Im Allerheiligsten bedeckte der Gnadenthron
die Bundeslade, und Blut wurde
wiederholt darauf gesprengt.
Im Grab war der Platz zwischen den Engeln leer.
Diese Leere war kein Verlust. Sie war ein Zeugnis.
Das Werk, das der Gnadenthron vorweggenommen hatte, war vollbracht.
Daher würde ich zögern zu sagen, dass der Gnadenthron
ein verstecktes Symbol war, von dem Johannes erwartete, dass jeder es entschlüsseln würde.
Die Schrift behauptet das nicht ausdrücklich.
Aber ich konnte
die Verbindung auch nicht als Zufall abtun.
Johannes ließ die Geschichte Israels
leise in der Auferstehungsszene widerhallen.

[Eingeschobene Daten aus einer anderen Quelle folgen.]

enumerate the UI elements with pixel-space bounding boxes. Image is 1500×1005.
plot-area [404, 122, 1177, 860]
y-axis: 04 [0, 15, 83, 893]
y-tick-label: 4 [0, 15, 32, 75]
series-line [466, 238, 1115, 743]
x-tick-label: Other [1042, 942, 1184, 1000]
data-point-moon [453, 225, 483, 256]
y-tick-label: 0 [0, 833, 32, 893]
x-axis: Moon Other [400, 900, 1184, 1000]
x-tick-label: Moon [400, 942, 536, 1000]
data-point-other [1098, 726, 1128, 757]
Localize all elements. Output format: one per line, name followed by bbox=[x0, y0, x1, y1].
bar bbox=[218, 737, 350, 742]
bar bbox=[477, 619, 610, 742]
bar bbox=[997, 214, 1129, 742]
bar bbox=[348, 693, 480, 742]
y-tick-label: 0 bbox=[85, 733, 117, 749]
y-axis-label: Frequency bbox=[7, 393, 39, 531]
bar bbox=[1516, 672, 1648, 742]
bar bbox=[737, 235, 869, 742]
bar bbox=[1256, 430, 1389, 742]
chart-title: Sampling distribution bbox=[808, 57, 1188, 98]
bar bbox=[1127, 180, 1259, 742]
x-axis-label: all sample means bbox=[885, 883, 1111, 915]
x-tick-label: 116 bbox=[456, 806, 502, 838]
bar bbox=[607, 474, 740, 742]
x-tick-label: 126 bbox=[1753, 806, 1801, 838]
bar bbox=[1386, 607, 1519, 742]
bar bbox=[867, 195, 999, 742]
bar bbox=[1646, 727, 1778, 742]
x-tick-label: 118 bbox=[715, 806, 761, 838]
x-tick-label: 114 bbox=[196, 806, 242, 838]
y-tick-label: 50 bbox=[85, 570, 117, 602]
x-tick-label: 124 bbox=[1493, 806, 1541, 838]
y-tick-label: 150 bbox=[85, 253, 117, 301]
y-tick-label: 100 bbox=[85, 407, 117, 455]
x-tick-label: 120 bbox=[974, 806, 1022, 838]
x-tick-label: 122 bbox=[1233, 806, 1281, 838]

Der Gnadenthron wies einst darauf hin,
wo Vergebung erwartet wurde.
Das leere Grab verkündete, wo
die Vergebung vollbracht worden war.
Johannes hat das nicht mit Argumenten erklärt.
Er vertraute darauf, dass aufmerksame Leser es bemerken würden.
Was einst ständige Opfer erforderte, war nun ein für alle Mal erfüllt. Und was über Generationen hinweg symbolisiert worden war, offenbarte sich nun in einem auferstandenen Christus.